In 1780, Doak relocated from Sullivan County to Washington County, near present-day Limestone, Tennessee, where he founded Salem Presbyterian Church, built a home, and constructed a school. This school was recognized by the North Carolina General Assembly in 1783 and renamed to Martin Academy in honor of Governor Alexander Martin. Martin Academy expanded in 1795 as Washington College. Doak served as president of Washington College (1795-1818) before turning it over to his oldest son, John Whitfield Doak. Esther Doak had died in 1807, and in 1818 he moved with his second wife, Margaretta Houston McEwen, to Tusculum Academy (later Tusculum College) and taught there with his son Samuel W. Doak until his death on December 12, 1830. He is buried at Salem Church.

He would regularly preach to settlers at the Big Spring at Greeneville, Tennessee in present-day Greene County. Later in 1783, Mt. Bethel Presbyterian Church (now First Presbyterian Church) was formed with Hezekiah Balch being the first settled minister.

Doak was awarded a Doctor of Divinity degree for his tireless efforts at promoting Presbyterianism and education. He was generally known as "the Presbyterian Bishop."

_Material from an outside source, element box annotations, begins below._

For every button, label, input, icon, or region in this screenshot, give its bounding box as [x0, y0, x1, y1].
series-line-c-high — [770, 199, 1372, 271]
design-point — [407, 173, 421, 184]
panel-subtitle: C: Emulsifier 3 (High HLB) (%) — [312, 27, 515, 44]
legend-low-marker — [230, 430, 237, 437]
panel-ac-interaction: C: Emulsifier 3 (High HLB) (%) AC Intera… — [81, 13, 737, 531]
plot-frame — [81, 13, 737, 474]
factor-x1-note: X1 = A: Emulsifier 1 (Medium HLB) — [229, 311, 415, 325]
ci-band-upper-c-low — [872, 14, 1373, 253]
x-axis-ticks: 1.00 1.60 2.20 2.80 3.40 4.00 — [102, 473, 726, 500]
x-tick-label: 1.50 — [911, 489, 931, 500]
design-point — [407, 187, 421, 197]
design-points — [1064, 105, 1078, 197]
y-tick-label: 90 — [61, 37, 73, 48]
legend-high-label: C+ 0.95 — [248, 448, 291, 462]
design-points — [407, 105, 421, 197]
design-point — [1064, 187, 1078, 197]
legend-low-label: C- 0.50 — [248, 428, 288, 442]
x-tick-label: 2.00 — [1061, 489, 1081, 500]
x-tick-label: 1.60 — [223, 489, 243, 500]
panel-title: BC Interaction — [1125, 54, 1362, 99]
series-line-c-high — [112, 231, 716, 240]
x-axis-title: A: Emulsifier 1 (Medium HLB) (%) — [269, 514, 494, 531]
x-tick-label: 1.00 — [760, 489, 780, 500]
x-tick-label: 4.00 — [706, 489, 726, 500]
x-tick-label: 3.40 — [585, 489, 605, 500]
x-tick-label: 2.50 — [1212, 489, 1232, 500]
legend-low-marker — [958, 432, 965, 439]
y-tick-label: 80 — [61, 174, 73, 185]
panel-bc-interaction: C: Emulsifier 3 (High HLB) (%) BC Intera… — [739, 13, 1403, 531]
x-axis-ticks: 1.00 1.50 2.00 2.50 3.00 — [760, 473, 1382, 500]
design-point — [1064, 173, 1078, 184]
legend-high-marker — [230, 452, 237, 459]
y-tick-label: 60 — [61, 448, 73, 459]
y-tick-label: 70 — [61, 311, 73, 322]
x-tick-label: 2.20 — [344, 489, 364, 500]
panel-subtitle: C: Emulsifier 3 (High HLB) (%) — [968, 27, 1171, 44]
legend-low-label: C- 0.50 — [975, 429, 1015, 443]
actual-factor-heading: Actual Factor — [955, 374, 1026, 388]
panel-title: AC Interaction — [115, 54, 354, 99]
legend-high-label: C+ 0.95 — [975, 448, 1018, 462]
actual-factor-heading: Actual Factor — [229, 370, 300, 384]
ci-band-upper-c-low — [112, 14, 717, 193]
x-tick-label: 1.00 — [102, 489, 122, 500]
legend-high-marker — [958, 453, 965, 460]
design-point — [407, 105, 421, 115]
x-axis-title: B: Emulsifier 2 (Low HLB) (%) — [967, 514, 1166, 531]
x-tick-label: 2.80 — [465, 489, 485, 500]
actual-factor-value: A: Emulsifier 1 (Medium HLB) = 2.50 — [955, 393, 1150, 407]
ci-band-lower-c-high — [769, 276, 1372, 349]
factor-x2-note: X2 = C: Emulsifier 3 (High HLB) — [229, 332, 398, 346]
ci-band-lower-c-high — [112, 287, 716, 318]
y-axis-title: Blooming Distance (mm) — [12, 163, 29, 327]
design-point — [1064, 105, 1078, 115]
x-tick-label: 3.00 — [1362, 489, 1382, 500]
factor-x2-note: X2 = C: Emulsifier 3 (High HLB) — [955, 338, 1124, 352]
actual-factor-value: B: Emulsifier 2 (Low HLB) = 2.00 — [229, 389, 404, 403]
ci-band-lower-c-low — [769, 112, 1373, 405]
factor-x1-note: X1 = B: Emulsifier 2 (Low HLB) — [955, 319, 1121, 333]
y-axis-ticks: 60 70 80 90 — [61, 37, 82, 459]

After becoming convinced of the iniquity of slavery, he freed his own slaves in 1818. Afterwards, for the rest of his life, Doak advocated immediate abolition. He was referred to as being "the apostle of learning and religion in the West."

==Legacy==
Three schools in Greene County are named for Samuel Doak:
- Doak Elementary School, located less than a mile away from his two-story home
- Chuckey-Doak Middle School, estimated at a mile away
- Chuckey-Doak High School, directly behind the middle school
The Doak House Museum is a non-profit, educational institution, established as a museum in 1975.